O ministro da Educação, Aloizio Mercadante, disse nesta segunda-feira (7) que a aprovação do Plano Nacional de Educação (PNE) vai ajudar o Brasil a superar "definitivamente" problemas associados à indicação de gestores de instituições de ensino, como diretores de escolas públicas, baseada em critérios não objetivos. Ele enfatizou que o plano prevê duas estratégias que tratam especificamente do assunto.

"Quando você tem um gestor dedicado e técnico, em geral, o desempenho da escola é superior ao de escolas com o mesmo perfil. Com a aprovação do PNE, nós superaremos essa fase de indicação política de diretores de escola e isso seguramente será um grande impulso a melhorar a qualidade da gestão das escolas", disse, durante apresentação de dados relativos ao Exame Nacional de Desempenho de Estudantes (Enade).

O ministro fez as declarações ao comentar matéria publicada na edição de hoje do jornal Folha de S.Paulo, segundo a qual pelo menos um em cada cinco diretores de escolas públicas no Brasil chegou ao cargo por indicação política. A estimativa foi feita com base em levantamento do jornal.

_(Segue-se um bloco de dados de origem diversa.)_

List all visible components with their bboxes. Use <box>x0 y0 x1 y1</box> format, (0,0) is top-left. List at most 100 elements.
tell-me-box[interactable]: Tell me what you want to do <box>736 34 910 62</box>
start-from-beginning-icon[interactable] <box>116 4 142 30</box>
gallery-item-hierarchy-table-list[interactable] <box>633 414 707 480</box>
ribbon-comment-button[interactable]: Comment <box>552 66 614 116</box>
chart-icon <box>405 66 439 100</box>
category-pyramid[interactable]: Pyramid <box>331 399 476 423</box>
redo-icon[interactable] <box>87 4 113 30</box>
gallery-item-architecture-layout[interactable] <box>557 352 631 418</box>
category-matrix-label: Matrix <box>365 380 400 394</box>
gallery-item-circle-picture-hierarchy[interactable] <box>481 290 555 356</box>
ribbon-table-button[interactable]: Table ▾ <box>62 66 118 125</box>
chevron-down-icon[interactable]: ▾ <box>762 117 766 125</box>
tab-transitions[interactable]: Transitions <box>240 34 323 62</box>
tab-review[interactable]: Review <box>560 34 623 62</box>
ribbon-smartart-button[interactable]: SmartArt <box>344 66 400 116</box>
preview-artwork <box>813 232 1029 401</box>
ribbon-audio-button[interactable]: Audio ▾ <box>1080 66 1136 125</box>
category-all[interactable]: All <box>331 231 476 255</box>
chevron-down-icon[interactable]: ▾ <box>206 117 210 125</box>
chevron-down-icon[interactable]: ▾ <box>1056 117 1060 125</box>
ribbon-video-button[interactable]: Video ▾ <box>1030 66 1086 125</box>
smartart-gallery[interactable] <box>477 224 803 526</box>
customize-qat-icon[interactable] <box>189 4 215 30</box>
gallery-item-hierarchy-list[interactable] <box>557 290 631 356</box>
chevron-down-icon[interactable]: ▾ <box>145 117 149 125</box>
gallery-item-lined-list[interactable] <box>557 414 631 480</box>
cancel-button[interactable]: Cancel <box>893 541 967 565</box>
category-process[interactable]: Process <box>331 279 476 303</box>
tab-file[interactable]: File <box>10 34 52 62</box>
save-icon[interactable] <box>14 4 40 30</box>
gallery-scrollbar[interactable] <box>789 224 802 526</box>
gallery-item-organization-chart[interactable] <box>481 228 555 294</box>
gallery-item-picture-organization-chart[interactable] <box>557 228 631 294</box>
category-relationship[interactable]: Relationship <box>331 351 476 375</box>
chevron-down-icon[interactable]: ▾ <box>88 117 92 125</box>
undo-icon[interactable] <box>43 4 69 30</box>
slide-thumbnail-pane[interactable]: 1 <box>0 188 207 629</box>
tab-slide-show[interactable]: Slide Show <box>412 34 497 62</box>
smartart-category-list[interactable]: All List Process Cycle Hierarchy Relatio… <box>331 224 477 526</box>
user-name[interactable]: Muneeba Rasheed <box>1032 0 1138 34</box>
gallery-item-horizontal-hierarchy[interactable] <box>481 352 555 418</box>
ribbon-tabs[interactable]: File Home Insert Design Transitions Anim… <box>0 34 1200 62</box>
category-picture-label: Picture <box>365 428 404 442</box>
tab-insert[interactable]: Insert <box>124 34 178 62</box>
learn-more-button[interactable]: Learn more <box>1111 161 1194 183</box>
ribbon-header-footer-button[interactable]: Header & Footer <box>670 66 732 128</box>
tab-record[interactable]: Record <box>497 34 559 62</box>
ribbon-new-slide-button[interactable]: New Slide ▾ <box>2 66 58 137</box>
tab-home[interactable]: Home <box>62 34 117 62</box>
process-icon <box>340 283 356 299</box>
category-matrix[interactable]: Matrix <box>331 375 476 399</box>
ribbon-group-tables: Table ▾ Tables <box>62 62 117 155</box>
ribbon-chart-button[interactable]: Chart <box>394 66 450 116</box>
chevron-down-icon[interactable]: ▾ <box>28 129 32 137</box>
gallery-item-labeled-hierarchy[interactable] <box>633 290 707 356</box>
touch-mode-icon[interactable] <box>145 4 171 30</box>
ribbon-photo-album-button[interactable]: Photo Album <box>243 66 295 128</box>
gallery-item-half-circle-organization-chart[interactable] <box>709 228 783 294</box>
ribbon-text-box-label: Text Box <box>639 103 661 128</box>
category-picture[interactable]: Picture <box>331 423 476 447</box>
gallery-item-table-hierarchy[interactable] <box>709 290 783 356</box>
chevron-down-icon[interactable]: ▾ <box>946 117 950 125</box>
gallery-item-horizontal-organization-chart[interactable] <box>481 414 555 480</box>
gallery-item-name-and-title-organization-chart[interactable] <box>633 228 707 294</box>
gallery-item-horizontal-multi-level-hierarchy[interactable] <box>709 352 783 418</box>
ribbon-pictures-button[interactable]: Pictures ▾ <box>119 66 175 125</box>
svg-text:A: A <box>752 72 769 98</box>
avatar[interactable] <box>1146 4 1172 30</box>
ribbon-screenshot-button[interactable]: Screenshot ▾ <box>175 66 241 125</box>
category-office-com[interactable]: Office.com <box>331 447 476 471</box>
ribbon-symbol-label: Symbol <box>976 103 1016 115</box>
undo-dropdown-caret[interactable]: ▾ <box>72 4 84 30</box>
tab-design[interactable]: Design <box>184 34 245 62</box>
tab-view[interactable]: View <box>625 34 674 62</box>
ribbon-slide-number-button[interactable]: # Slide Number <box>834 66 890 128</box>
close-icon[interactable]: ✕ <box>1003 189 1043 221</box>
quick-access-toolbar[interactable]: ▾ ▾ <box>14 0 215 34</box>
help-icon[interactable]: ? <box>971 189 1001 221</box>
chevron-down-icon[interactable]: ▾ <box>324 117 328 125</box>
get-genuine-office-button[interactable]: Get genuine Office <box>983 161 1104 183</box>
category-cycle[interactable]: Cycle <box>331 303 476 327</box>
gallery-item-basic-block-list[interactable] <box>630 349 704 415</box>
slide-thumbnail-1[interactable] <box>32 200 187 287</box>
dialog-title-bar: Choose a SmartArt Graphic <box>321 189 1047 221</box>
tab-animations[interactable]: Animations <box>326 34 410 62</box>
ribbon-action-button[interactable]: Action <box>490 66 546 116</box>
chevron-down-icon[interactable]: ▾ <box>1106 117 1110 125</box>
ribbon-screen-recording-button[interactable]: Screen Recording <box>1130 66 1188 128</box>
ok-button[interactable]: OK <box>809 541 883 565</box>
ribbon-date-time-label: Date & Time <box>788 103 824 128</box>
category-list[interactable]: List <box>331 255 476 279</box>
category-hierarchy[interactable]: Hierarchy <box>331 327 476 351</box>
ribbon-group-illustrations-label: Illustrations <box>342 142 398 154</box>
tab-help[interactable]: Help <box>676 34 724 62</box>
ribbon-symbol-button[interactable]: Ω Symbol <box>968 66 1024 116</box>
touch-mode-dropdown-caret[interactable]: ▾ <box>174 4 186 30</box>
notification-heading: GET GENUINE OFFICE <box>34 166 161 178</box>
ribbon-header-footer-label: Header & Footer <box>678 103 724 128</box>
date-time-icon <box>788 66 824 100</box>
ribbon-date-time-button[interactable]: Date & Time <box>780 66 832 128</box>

Mercadante explicou que uma das estratégias do PNE prevê que a União priorize, para o repasse voluntário de recursos, os entes federados que considerem, entre outros itens, critérios técnicos de mérito e desempenho para a nomeação de diretores e diretoras de escolas públicas. Além disso, o plano estabelece o desenvolvimento de programa de formação de diretores e gestores escolares e a aplicação de uma prova nacional específica para subsidiar a definição de critérios objetivos para o provimento dos cargos
dos gestores.

O PNE estabelece 20 metas para melhorias na educação que devem ser cumpridas nos próximos dez anos. Entre elas, a universalização do ensino fundamental e do ensino médio e a oferta de creches e ensino integral. O projeto passou pela Câmara dos Deputados e tramita no Senado Federal, onde passou pela Comissão de Assuntos Econômicos (CAE) e pela Comissão de Constituição, Justiça e Cidadania (CCJ). Atualmente, o projeto está na Comissão de Educação, Cultura e Esporte do Senado e depois será votado em plenário.